If you prefer, you can use "knot insertion" (as outlined by this answer by Bubba) to elevate each knot to degree 3 (yielding a knot vector $\mathbf{T} = \left\lbrace 0, 0, 0, \frac{1}{7}, \frac{1}{7}, \frac{1}{7}, \frac{2}{7}, \frac{2}{7}, \frac{2}{7}, \dots, 1, 1, 1 \right\rbrace$), which decomposes to cubic Bézier curves.
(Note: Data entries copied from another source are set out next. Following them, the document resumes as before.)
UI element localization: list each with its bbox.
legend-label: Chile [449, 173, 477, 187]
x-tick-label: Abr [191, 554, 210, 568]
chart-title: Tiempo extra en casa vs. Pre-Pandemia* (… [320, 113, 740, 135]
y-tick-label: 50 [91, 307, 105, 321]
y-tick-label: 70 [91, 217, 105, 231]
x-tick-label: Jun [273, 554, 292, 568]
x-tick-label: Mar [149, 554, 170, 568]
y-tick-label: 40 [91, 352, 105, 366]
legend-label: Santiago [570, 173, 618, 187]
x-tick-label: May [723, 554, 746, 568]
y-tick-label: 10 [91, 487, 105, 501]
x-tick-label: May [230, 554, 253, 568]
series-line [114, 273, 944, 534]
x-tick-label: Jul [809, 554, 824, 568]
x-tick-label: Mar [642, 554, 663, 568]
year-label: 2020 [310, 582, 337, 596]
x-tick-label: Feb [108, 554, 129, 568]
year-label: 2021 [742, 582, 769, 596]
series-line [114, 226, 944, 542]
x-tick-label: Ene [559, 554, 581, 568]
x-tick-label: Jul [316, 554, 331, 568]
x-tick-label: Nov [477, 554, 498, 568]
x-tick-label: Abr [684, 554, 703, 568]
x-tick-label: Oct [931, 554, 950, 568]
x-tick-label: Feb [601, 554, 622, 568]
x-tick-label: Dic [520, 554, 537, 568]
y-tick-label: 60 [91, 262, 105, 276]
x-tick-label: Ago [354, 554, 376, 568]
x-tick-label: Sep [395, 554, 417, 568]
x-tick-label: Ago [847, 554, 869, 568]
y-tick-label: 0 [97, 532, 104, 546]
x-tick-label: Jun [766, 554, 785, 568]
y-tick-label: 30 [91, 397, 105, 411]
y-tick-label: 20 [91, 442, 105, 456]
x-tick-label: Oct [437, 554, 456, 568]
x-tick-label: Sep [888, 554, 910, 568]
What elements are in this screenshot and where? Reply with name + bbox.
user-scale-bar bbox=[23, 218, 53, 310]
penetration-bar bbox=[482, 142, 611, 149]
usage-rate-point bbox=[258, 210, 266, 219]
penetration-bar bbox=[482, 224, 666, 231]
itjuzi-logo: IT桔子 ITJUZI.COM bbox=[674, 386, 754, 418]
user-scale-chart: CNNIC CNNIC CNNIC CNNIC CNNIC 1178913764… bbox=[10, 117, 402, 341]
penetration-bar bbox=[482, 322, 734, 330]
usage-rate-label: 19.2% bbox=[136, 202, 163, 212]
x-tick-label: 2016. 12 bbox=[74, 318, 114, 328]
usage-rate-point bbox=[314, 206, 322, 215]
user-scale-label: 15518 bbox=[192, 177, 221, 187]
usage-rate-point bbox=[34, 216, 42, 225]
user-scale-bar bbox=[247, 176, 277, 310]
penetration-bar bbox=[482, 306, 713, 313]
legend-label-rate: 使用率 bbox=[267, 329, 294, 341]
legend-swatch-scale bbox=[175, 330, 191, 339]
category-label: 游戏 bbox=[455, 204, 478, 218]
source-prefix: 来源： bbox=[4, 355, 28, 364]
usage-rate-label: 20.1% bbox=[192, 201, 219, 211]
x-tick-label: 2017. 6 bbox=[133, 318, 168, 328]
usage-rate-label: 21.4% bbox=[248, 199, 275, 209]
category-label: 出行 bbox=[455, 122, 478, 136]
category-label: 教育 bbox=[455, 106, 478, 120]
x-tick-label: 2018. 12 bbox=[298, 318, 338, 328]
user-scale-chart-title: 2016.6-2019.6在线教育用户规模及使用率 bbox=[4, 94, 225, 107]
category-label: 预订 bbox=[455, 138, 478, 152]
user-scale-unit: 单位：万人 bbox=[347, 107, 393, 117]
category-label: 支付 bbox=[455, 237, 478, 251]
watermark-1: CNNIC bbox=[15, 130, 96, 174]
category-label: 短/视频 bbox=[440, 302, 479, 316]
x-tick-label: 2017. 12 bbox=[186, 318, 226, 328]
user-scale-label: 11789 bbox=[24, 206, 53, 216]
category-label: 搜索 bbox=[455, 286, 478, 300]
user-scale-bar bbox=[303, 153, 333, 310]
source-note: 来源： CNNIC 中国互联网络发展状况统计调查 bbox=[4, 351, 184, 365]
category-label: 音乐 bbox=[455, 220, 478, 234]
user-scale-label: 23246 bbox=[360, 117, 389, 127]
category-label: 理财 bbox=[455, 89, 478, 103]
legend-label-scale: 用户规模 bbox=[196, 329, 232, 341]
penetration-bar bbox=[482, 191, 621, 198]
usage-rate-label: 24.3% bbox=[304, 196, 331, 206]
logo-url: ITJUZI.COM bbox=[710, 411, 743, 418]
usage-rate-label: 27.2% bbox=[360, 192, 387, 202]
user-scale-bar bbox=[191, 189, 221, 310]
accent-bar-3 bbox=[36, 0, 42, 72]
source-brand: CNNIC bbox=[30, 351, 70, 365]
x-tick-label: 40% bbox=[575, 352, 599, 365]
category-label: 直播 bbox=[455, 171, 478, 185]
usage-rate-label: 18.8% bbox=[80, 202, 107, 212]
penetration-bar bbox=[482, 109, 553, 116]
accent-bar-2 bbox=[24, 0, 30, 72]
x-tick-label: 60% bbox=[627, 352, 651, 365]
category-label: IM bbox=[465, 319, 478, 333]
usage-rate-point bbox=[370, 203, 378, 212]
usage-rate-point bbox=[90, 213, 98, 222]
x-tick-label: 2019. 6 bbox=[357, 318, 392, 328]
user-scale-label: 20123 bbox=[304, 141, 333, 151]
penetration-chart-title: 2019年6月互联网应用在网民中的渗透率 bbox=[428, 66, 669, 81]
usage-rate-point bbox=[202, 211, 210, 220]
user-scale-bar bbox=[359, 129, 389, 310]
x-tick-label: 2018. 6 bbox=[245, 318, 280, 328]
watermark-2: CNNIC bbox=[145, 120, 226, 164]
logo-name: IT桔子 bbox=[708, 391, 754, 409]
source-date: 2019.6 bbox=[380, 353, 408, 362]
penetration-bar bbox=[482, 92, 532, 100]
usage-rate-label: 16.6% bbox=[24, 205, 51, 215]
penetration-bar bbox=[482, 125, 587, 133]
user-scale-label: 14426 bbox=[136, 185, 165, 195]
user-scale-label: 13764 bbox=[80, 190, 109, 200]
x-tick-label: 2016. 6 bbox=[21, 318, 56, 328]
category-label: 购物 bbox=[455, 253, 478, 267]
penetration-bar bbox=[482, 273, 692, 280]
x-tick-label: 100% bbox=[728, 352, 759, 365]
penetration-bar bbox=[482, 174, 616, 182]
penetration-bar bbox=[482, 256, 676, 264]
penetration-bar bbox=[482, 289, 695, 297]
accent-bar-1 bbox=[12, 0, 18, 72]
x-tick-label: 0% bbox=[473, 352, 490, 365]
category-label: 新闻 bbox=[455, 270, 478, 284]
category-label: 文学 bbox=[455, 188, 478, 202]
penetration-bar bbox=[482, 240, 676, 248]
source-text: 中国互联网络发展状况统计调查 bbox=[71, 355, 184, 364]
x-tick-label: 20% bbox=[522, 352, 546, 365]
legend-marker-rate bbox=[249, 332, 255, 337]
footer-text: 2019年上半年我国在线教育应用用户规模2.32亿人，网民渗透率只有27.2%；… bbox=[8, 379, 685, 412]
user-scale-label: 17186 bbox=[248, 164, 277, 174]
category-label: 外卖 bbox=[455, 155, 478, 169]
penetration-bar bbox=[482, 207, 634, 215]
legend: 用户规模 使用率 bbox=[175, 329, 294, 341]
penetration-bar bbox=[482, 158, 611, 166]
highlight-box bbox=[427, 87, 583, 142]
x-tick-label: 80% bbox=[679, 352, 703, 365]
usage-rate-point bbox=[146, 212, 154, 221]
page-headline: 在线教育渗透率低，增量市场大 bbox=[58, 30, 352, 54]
If you instead want a non-piecewise polynomial form, $$\mathbf{C}(t) = \sum_{i=0}^{N} \mathbf{Q}_i t^i$$ i.e. $$\mathbf{C}(t) = \left( x(t), y(t), z(t) \right)$$ $$\mathbf{Q}_i = \left( X_i , Y_i , Z_i \right)$$ $$x(t) = \sum_{i=0}^{N} X_i t^i$$ $$y(t) = \sum_{i=0}^{N} Y_i t^i$$ $$z(t) = \sum_{i=0}^{N} Z_i t^i$$ you need an approximation, fitting this form to a set of sampled points in your original curve. (I do not personally use Mathematica, so I don't know exactly how you'd do this, but perhaps the Fit function is a good place to start. The spline looks reasonably simple/smooth, so a lot of uniformly distributed points on it should work fine.)

What I do not understand, is why you didn't begin with this form in the first place. Seems like a convoluted way to do it.